I recently picked up a coffee table book about Bollywood cinema, despite the fact that it had Aishwarya Rai on the cover. The book has a pretty good coverage of India cinema. I wish the cover featured the famous photo from Sholay (the two dudes on the motorcycle, one riding on the other's shoulder), or anything else that was a bit of a landmark in Indian cinema. Aishwarya Rai? The doll that can barely act and comes across as someone with no brains in her interviews? Is she the identifying face of Indian cinema?

By the way, I saw a photo of a much younger Prithvi Raj Kapoor. I think the guy was extremely dashing. All of his progeny sucked in the looks department compared to him.

Monday, May 02, 2005


I spent the last weekend in Pondicherry. It was no Goa, but I had been warned to not expect one. No surprises there. That said, it was a great weekend. After a long time I got to do a long drive (well, not so long maybe -- total of 300km in two days) on a decent road in India!

I flew Air Deccan down to Chennai. They gave me tickets at a reasonable price with just one day's notice. Air Deccan turned out to be a pretty decent experience though I have been told of horror stories from others. They are a new one in the family of inexpensie airlines around the world (Southwest being another; I've heard of similar ones in Europe).

We rented a car from Hertz and luckily we got to drive the car ourselves instead of being chauffered around. We headed out from Channai early morning and hit the East Coast Road in no time. Before we knew it, we were in Mamallapuram (aka Mahabalipuram). A short visit to the Five Rathas and the Shore temple and we were on our way again. In hindsight, the temples were quite fascinating. At first sight they seemed really "fresh," if you understand what I mean. I was told later that these temples were cleaned and somewhat touched up recently.

Pondicherry itself is a mix of any other town in south India and a sleepy, quaint French neighbourhood that is reminiscent of New Orleans. There is a visible influence of Aurobindo on the town. We stayed at one of the rest houses affiliated with the Ashram. We also paid visit to the ashram as well as the Auroville.

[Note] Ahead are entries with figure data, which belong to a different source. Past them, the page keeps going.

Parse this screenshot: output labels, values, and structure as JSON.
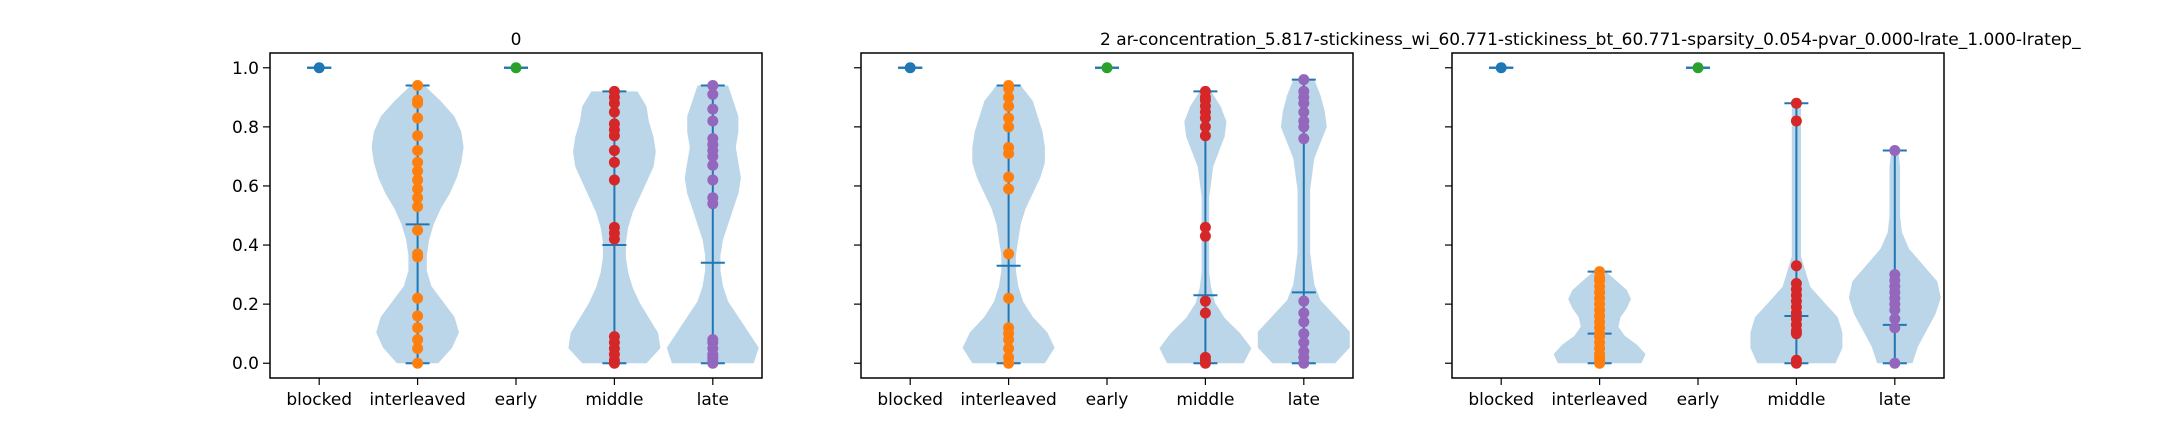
{
  "figure": {
    "title": "2    ar-concentration_5.817-stickiness_wi_60.771-stickiness_bt_60.771-sparsity_0.054-pvar_0.000-lrate_1.000-lratep_"
  },
  "colors": {
    "violin_fill": "#a6c8e2",
    "line": "#1f77b4",
    "blocked": "#1f77b4",
    "interleaved": "#ff7f0e",
    "early": "#2ca02c",
    "middle": "#d62728",
    "late": "#9467bd"
  },
  "chart_data": [
    {
      "type": "violin",
      "title": "0",
      "categories": [
        "blocked",
        "interleaved",
        "early",
        "middle",
        "late"
      ],
      "ylim": [
        -0.05,
        1.05
      ],
      "yticks": [
        "0.0",
        "0.2",
        "0.4",
        "0.6",
        "0.8",
        "1.0"
      ],
      "grid": false,
      "series": [
        {
          "category": "blocked",
          "min": 1.0,
          "median": 1.0,
          "max": 1.0,
          "density": [],
          "points": [
            1.0
          ]
        },
        {
          "category": "interleaved",
          "min": 0.0,
          "median": 0.47,
          "max": 0.94,
          "density": [
            0.09,
            0.15,
            0.18,
            0.16,
            0.11,
            0.06,
            0.04,
            0.04,
            0.05,
            0.07,
            0.1,
            0.14,
            0.17,
            0.19,
            0.2,
            0.19,
            0.16,
            0.1,
            0.03
          ],
          "points": [
            0.0,
            0.05,
            0.08,
            0.12,
            0.16,
            0.22,
            0.36,
            0.37,
            0.45,
            0.53,
            0.56,
            0.59,
            0.62,
            0.65,
            0.68,
            0.72,
            0.77,
            0.83,
            0.88,
            0.89,
            0.94
          ]
        },
        {
          "category": "early",
          "min": 1.0,
          "median": 1.0,
          "max": 1.0,
          "density": [],
          "points": [
            1.0
          ]
        },
        {
          "category": "middle",
          "min": 0.0,
          "median": 0.4,
          "max": 0.92,
          "density": [
            0.14,
            0.2,
            0.19,
            0.15,
            0.11,
            0.08,
            0.06,
            0.05,
            0.05,
            0.06,
            0.08,
            0.11,
            0.14,
            0.17,
            0.18,
            0.17,
            0.15,
            0.14,
            0.1
          ],
          "points": [
            0.0,
            0.01,
            0.03,
            0.05,
            0.07,
            0.09,
            0.42,
            0.44,
            0.46,
            0.62,
            0.68,
            0.72,
            0.77,
            0.79,
            0.81,
            0.85,
            0.88,
            0.9,
            0.92
          ]
        },
        {
          "category": "late",
          "min": 0.0,
          "median": 0.34,
          "max": 0.94,
          "density": [
            0.16,
            0.18,
            0.14,
            0.1,
            0.06,
            0.04,
            0.03,
            0.03,
            0.04,
            0.06,
            0.08,
            0.1,
            0.11,
            0.1,
            0.09,
            0.1,
            0.1,
            0.08,
            0.06
          ],
          "points": [
            0.0,
            0.01,
            0.02,
            0.03,
            0.05,
            0.07,
            0.08,
            0.54,
            0.56,
            0.62,
            0.67,
            0.7,
            0.72,
            0.74,
            0.76,
            0.82,
            0.86,
            0.91,
            0.94
          ]
        }
      ]
    },
    {
      "type": "violin",
      "title": "",
      "categories": [
        "blocked",
        "interleaved",
        "early",
        "middle",
        "late"
      ],
      "ylim": [
        -0.05,
        1.05
      ],
      "yticks": [
        "0.0",
        "0.2",
        "0.4",
        "0.6",
        "0.8",
        "1.0"
      ],
      "grid": false,
      "series": [
        {
          "category": "blocked",
          "min": 1.0,
          "median": 1.0,
          "max": 1.0,
          "density": [],
          "points": [
            1.0
          ]
        },
        {
          "category": "interleaved",
          "min": 0.0,
          "median": 0.33,
          "max": 0.94,
          "density": [
            0.15,
            0.19,
            0.16,
            0.1,
            0.06,
            0.04,
            0.03,
            0.03,
            0.04,
            0.05,
            0.07,
            0.1,
            0.13,
            0.15,
            0.15,
            0.14,
            0.12,
            0.1,
            0.05
          ],
          "points": [
            0.0,
            0.02,
            0.05,
            0.08,
            0.1,
            0.12,
            0.22,
            0.37,
            0.59,
            0.63,
            0.71,
            0.73,
            0.8,
            0.83,
            0.87,
            0.9,
            0.93,
            0.94
          ]
        },
        {
          "category": "early",
          "min": 1.0,
          "median": 1.0,
          "max": 1.0,
          "density": [],
          "points": [
            1.0
          ]
        },
        {
          "category": "middle",
          "min": 0.0,
          "median": 0.23,
          "max": 0.92,
          "density": [
            0.2,
            0.24,
            0.18,
            0.1,
            0.05,
            0.03,
            0.02,
            0.02,
            0.02,
            0.02,
            0.02,
            0.02,
            0.03,
            0.04,
            0.07,
            0.1,
            0.11,
            0.08,
            0.03
          ],
          "points": [
            0.0,
            0.01,
            0.02,
            0.17,
            0.21,
            0.43,
            0.46,
            0.77,
            0.8,
            0.83,
            0.85,
            0.87,
            0.89,
            0.9,
            0.92
          ]
        },
        {
          "category": "late",
          "min": 0.0,
          "median": 0.24,
          "max": 0.96,
          "density": [
            0.15,
            0.22,
            0.22,
            0.15,
            0.08,
            0.05,
            0.04,
            0.03,
            0.03,
            0.03,
            0.03,
            0.03,
            0.04,
            0.05,
            0.08,
            0.11,
            0.1,
            0.08,
            0.05
          ],
          "points": [
            0.0,
            0.02,
            0.04,
            0.07,
            0.1,
            0.14,
            0.17,
            0.21,
            0.76,
            0.8,
            0.82,
            0.85,
            0.88,
            0.9,
            0.92,
            0.96
          ]
        }
      ]
    },
    {
      "type": "violin",
      "title": "",
      "categories": [
        "blocked",
        "interleaved",
        "early",
        "middle",
        "late"
      ],
      "ylim": [
        -0.05,
        1.05
      ],
      "yticks": [
        "0.0",
        "0.2",
        "0.4",
        "0.6",
        "0.8",
        "1.0"
      ],
      "grid": false,
      "series": [
        {
          "category": "blocked",
          "min": 1.0,
          "median": 1.0,
          "max": 1.0,
          "density": [],
          "points": [
            1.0
          ]
        },
        {
          "category": "interleaved",
          "min": 0.0,
          "median": 0.1,
          "max": 0.31,
          "density": [
            0.2,
            0.22,
            0.18,
            0.12,
            0.09,
            0.1,
            0.13,
            0.15,
            0.13,
            0.08,
            0.03
          ],
          "points": [
            0.0,
            0.01,
            0.02,
            0.03,
            0.05,
            0.07,
            0.09,
            0.1,
            0.12,
            0.14,
            0.16,
            0.18,
            0.2,
            0.22,
            0.24,
            0.26,
            0.28,
            0.29,
            0.31
          ]
        },
        {
          "category": "early",
          "min": 1.0,
          "median": 1.0,
          "max": 1.0,
          "density": [],
          "points": [
            1.0
          ]
        },
        {
          "category": "middle",
          "min": 0.0,
          "median": 0.16,
          "max": 0.88,
          "density": [
            0.17,
            0.2,
            0.2,
            0.18,
            0.12,
            0.06,
            0.04,
            0.02,
            0.02,
            0.02,
            0.02,
            0.02,
            0.02,
            0.02,
            0.02,
            0.02,
            0.02,
            0.02
          ],
          "points": [
            0.0,
            0.01,
            0.1,
            0.11,
            0.13,
            0.15,
            0.17,
            0.19,
            0.21,
            0.23,
            0.25,
            0.27,
            0.33,
            0.82,
            0.88
          ]
        },
        {
          "category": "late",
          "min": 0.0,
          "median": 0.13,
          "max": 0.72,
          "density": [
            0.1,
            0.13,
            0.18,
            0.23,
            0.26,
            0.24,
            0.16,
            0.08,
            0.04,
            0.03,
            0.03,
            0.03,
            0.03,
            0.02
          ],
          "points": [
            0.0,
            0.12,
            0.15,
            0.18,
            0.2,
            0.22,
            0.24,
            0.26,
            0.28,
            0.3,
            0.72
          ]
        }
      ]
    }
  ]
}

Besides that, there was little to do there (or we found little to do). We did check out a couple of restaurants. Rendezvous was great. We also tried "The Club" -- it has apparently morphed into three restaurants, and we ate at the bistro. It was ok. The bakery "Hot Breads" was quite good -- and it was the only one open at 7 in the morning.

The best part of the trip probably was the drive from Chennai to Pondi and back. Great road, very little traffic and a decent scenery.

A post about creativity

I'm still reading through the article on Gaping void (it's a pretty old one, I just happened to be late to the party).

It's titled "How to be creative." The post is nicely written and though it may not come as a revelation, it does remind you of things you might have forgotten. I remember reading somewhere that one suceeds at doing what one enjoys most. I recall one of the professors at IIT Kanpur (whom I met exactly once, and that too because my dad was in town and pulled me along to meet this acquaintance of his) told me, "Enjoy what you do, and do what you enjoy!"